Cak Nanto mengingatkan, KPK lahir sebagai pengejewantahan dari tuntutan reformasi dalam mewujudkan tata urus negara secara transparan dan akuntabel yang jauh dari cara-cara koruptif. KPK diharapkan dapat menjadi pemantik atau yang kita kenal dengan trigger mechanism.
"Karena selama Orde Baru, Kepolisian dan Kejaksaan dianggap mandul melawan korupsi bahkan dinilai sebagai institusi yang menumbuh suburkan korupsi itu sendiri," tambah dia.
Dalam konteks itulah, menurut Sunanto, KPK lahir.
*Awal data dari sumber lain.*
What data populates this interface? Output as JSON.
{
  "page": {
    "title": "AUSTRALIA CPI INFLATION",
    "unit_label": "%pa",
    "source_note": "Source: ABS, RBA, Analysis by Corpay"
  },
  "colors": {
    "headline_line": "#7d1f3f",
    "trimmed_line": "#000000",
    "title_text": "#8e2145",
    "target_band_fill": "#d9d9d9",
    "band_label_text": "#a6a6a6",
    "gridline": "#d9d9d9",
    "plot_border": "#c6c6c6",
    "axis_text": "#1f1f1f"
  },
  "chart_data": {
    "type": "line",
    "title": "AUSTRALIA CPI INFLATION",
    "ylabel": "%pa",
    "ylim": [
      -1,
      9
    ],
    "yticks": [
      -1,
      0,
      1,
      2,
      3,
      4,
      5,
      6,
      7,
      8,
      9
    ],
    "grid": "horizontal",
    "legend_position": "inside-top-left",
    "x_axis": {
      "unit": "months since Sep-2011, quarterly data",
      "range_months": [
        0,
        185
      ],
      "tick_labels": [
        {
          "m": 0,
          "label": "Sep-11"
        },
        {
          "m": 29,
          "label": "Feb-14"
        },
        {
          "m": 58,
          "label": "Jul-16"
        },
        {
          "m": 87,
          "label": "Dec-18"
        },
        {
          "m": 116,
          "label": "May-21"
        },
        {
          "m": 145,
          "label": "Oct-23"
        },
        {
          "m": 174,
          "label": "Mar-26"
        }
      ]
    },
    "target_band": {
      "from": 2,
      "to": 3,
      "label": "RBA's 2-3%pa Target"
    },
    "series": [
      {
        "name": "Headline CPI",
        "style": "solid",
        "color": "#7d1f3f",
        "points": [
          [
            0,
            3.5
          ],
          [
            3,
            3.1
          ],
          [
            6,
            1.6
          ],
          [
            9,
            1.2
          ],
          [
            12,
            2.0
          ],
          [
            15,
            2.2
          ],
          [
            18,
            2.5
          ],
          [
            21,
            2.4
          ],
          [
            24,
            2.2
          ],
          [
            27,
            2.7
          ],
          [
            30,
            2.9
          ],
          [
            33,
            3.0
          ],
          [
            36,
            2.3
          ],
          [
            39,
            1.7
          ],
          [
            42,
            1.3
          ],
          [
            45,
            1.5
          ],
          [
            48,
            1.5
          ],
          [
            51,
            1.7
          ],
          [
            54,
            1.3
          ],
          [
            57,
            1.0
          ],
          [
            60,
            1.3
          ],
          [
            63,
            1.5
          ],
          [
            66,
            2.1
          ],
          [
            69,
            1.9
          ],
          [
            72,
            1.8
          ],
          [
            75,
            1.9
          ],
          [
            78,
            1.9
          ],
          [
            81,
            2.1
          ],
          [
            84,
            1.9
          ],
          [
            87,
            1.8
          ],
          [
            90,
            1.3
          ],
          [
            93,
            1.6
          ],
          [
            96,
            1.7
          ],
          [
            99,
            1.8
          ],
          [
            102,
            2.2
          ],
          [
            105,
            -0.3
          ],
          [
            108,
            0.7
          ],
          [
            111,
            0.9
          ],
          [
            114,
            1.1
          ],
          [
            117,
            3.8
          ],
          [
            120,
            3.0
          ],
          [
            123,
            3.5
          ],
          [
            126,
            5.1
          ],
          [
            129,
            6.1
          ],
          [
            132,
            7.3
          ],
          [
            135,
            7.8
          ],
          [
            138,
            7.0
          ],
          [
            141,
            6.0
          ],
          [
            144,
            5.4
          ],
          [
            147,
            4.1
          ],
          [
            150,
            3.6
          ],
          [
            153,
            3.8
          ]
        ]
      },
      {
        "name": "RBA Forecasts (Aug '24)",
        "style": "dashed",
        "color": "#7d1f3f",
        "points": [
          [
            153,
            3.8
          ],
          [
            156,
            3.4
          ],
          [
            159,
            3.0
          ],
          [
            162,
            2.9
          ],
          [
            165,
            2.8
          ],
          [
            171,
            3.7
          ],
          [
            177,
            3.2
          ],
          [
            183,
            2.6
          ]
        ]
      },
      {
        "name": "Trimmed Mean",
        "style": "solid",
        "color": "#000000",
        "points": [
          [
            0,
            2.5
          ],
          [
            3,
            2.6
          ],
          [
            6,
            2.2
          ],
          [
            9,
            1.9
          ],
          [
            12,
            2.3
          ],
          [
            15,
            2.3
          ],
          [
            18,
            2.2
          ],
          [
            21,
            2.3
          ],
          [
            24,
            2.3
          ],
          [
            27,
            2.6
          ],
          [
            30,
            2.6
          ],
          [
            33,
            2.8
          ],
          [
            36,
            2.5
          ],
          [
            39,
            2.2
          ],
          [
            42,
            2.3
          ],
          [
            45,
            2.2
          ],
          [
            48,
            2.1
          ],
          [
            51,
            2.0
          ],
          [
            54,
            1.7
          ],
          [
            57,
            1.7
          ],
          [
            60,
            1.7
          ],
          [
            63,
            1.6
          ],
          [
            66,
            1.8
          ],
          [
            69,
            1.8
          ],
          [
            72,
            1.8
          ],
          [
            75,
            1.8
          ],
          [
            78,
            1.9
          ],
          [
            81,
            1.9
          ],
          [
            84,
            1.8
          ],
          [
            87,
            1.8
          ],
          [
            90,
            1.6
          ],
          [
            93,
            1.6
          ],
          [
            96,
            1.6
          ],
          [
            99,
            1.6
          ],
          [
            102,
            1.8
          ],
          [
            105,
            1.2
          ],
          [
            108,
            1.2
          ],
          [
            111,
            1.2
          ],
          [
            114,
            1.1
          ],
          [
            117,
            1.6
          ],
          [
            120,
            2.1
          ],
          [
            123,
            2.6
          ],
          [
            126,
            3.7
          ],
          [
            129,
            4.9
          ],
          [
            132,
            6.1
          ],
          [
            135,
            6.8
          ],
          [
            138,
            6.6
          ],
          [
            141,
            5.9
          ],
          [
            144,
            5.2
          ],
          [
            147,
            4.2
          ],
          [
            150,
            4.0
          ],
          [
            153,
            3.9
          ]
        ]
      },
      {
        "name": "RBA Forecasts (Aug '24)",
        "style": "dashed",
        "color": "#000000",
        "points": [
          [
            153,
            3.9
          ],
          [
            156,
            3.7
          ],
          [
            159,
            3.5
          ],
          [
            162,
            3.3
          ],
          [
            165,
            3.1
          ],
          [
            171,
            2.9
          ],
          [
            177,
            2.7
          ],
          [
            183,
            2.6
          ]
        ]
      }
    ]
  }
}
Pemuda Muhammadiyah, kata dia, sangat mengharapkan KPK dengan kewenangan yang sangat besar dapat bekerja secara maksimal untuk merumuskan agenda pemberantasan korupsi secara terukur.
"Selama ini KPK sudah sangat bagus, terutama dalam hal penindakan, kehadiran KPK juga membuat indeks persepsi korupsi kita cukup bagus dengan posisi 89 dunia, jika dilihat dari berbagai hasil riset, KPK merupakan lembaga hukum dengan kinerja terbaik di kawasan Asia Pasifik," ucapnya.
Kendati demikian, Cak Nanto mengakui KPK masih memiliki kekurangan. Dia menyoroti persoalan pencegahan pemberantasan korupsi yang belum tampak signifikan. Menurutnya, ini menjadi kritikan dari publik untuk KPK selama ini.
"Selain itu, kelihatannya KPK berjalan sendiri dan terkesan mengabaikan fungsi koordinasi dan supervisi. Padahal yang kita harapkan adalah antara KPK, Kepolisian dan Kejaksaan bergandengan tangan dalam memberantas korupsi," imbuhnya.
Soal revisi tersebut yang menuai kecaman di tengah masyarakat, Sunanto meyakini Presiden Joko Widodo sudah menyimak saran dan pendapat dari berbagai kalangan. Kalau pun Presiden tetap menyetujui revisi itu, fokusnya adalah untuk penguatan agenda pemberantasan korupsi.
"Kami percaya Pak Presiden tidak akan mewarisi legacy yang tidak baik dalam hal pemberantasan korupsi," tutur dia.
Namun, ia meminta DPR untuk mendengarkan masukan dari berbagai kalangan terkait revisi Undang-undang 30/2002 tentang Komisi Pemberantasan Korupsi (KPK). Terutama dari para ahli dan tokoh bangsa.
"Sekarang DPR sudah menyepakati akan dilakukan revisi dan tentu itu merupakan kewenangan DPR. Yang paling penting adalah revisi itu semangatnya didasari sebagai bentuk perlawanan terhadap kejahatan korupsi," kata dia.
Ada lima poin revisi UU KPK berdasarkan rapat badan legislasi DPR pada 3 September lalu. Pertama adalah kedudukan KPK. KPK berada pada cabang pemerintahan sehingga dalam menjalankan tugas dan kewenangannya lembaga antirasuah tersebut bersifat independen.
Kedua soal pembentukan dewan pengawas KPK yang terdiri dari lima orang dan bertugas mengawasi lembaga antirasuah itu. Ketiga, KPK boleh menyadap jika mendapatkan izin dari dewan pengawas KPK.
Keempat, revisi tersebut menegaskan KPK sebagai bagian yang tidak terpisahkan dari sistem peradilan pidana terpadu, sehingga wajib bersinergi dengan lembaga penegak hukum lain.
Kelima, yakni KPK berwenang menghentikan penyidikan dan penuntutan perkara korupsi yang tidak selesai dalam kurun waktu satu tahun. Namun untuk melakukannya, harus lapor ke dewan pengawas KPK dan diumumkan ke publik.